Stronghold itself is a name that means a lot to a certain type of gamer. If you were a strategy game fan in the Noughties, then in all likelihood you were playing on the PC and have probably given Stronghold a whirl. “This had been about computer game number 30 for me,” says Simon Bradbury, one of the three founders of Firefly alongside Eric Oullette and David Lester. “I’d been making little tiddly ones since the mid-Eighties, like soccer managers and things like that when essentially you’d make them all in two months.” But the main experience around which Firefly Studios formed was that of the economic strategy games Caesar, which Simon had been the main programmer on. “We definitely felt confident because we’d come off the back of a string of successful strategy titles at Impressions and Sierra with Caesar and then went on to do Pharaoh, Zeus and Cleopatra, the whole brand carried on. For us, we knew that was a winning formula, the question was how do we turn that into a company.”

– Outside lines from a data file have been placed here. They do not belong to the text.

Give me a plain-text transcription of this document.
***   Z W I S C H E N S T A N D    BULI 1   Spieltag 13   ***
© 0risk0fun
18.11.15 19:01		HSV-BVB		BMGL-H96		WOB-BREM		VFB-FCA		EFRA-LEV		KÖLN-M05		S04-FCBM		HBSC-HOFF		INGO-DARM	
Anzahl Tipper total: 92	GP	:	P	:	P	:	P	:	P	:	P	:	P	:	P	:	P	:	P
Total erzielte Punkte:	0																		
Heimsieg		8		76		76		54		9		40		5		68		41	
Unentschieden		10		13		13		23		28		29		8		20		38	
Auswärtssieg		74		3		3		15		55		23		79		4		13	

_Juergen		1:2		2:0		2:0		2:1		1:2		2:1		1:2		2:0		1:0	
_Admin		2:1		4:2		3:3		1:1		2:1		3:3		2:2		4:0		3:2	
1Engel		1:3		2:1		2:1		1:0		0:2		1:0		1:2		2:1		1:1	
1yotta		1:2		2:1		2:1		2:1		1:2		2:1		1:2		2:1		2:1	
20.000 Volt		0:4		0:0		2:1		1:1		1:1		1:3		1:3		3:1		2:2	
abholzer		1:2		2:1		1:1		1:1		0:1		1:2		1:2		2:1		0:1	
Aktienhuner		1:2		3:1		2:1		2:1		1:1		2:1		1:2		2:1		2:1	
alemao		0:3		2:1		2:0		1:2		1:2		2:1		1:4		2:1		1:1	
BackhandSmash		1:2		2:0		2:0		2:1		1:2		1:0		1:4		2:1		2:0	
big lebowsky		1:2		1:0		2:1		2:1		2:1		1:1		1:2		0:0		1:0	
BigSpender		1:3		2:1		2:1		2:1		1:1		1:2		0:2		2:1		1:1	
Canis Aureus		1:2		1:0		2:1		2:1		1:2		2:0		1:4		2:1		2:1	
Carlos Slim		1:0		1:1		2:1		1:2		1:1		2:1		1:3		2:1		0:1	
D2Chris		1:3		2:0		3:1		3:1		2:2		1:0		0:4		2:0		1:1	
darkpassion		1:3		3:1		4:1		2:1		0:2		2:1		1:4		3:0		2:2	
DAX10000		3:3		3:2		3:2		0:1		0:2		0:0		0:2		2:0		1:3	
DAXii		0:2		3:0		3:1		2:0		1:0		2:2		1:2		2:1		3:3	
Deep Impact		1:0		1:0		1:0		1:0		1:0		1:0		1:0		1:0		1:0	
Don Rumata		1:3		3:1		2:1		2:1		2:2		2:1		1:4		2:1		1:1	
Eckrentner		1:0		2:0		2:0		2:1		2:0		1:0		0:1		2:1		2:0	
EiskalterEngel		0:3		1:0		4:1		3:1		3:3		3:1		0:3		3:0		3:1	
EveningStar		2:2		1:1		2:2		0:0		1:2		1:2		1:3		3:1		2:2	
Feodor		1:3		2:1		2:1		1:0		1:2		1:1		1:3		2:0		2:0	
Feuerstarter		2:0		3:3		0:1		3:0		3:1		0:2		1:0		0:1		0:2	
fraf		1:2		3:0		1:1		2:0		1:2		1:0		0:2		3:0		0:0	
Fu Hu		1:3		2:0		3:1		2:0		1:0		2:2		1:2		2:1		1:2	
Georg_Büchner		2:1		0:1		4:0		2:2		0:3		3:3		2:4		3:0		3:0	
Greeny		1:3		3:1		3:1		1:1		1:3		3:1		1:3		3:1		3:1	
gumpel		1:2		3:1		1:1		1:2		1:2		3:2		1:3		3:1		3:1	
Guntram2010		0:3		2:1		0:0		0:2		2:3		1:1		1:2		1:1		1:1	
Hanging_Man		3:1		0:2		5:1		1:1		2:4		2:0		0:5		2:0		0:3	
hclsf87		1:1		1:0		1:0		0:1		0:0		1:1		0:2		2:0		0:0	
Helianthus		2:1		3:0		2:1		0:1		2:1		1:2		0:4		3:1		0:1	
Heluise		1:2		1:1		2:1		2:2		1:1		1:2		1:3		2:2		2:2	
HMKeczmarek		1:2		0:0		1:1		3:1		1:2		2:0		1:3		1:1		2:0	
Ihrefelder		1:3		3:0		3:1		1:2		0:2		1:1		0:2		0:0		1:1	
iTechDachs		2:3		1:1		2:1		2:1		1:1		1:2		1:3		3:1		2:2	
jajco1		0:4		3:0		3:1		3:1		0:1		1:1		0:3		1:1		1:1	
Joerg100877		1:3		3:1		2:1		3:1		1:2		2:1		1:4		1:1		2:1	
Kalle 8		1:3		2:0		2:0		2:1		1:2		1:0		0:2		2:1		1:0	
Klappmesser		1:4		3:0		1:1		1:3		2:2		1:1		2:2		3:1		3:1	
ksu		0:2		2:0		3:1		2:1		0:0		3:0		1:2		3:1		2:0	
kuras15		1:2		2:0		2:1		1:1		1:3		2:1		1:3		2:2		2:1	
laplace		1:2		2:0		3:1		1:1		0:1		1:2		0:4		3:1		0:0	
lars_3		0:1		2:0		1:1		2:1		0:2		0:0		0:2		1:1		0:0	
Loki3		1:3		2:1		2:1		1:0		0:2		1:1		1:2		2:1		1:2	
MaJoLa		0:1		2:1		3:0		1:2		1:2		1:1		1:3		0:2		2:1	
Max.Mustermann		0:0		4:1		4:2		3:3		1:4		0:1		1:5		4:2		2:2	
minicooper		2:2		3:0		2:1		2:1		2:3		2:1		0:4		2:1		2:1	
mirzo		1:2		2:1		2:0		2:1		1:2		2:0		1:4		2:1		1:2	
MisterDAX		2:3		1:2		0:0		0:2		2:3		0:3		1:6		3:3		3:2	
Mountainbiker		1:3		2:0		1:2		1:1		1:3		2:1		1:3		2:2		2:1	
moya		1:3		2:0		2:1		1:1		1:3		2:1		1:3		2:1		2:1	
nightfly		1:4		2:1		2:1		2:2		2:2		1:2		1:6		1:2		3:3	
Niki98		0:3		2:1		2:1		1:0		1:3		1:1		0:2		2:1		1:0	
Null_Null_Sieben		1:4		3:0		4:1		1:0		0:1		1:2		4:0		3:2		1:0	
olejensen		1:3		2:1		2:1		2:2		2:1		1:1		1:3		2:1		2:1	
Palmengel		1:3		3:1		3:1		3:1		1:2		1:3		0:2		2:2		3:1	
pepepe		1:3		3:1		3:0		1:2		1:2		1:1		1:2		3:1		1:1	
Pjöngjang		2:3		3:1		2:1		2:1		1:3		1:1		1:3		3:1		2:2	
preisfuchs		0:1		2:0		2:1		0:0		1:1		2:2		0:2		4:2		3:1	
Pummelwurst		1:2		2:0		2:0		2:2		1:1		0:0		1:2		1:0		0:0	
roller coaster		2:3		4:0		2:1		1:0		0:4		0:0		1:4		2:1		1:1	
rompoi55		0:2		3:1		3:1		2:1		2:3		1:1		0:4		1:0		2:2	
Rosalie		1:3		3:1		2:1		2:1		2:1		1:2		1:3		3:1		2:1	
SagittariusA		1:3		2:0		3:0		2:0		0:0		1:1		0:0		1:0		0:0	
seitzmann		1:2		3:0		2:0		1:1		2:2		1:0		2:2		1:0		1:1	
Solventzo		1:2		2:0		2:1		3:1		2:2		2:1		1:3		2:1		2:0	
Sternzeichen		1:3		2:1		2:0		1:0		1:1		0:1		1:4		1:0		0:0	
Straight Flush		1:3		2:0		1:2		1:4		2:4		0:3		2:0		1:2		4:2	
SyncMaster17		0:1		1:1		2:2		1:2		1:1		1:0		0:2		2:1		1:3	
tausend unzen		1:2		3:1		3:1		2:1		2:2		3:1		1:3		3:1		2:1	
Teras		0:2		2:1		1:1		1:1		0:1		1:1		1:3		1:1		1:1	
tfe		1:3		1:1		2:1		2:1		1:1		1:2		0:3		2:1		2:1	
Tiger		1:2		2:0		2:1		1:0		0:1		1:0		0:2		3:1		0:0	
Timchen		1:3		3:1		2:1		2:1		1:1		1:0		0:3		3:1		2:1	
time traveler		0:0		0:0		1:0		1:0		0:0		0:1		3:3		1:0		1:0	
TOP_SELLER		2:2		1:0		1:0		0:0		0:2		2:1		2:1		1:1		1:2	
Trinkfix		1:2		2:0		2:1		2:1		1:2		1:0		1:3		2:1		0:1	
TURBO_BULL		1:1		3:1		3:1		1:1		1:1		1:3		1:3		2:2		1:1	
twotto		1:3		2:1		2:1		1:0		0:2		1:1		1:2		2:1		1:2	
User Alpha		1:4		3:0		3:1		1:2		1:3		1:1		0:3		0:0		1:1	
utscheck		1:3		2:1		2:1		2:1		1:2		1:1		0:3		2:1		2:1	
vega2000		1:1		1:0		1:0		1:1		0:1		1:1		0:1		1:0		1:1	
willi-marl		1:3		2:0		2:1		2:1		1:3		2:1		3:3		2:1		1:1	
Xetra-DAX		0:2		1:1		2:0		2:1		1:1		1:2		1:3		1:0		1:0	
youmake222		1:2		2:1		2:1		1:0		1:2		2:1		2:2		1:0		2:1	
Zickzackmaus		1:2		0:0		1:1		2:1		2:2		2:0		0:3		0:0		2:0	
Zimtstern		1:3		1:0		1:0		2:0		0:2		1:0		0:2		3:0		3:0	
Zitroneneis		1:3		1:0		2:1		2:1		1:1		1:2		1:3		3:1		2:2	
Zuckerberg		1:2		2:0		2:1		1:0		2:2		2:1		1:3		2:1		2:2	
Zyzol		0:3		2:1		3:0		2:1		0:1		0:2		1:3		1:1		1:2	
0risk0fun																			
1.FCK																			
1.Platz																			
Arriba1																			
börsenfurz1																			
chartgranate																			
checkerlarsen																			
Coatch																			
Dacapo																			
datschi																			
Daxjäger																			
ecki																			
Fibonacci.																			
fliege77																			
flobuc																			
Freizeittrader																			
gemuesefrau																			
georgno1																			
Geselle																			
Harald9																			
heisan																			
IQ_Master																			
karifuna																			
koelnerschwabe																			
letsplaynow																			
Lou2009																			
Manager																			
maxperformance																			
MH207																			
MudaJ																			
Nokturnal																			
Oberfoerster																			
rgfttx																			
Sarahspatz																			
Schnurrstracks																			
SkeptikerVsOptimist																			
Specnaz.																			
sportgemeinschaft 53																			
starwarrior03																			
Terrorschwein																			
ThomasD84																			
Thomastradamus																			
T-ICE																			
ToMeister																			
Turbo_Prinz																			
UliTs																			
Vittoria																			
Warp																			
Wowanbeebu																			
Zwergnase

The core idea, then, was to work from the foundation that the likes of Caesar had set prior, but with a view to build a new franchise. Those earlier Impressions games heavily revolved around balancing the economy of expanding Roman cities, but it was the military side of the game that was indirectly the inspiration for Stronghold. “We really liked the idea with Caesar that we had a city sim and we had some kind of external threat with the barbarians that came in,” explains Simon, “but pretty much that was a piece that was bolted onto the game.” Simon adds that they wanted a strategy game that was essentially all about defending and that dictated the kind of game it would have to be. “We wanted to make that sim side of it the beating heart of it and then, by necessity, had to have an RTS on top,” explains Simon.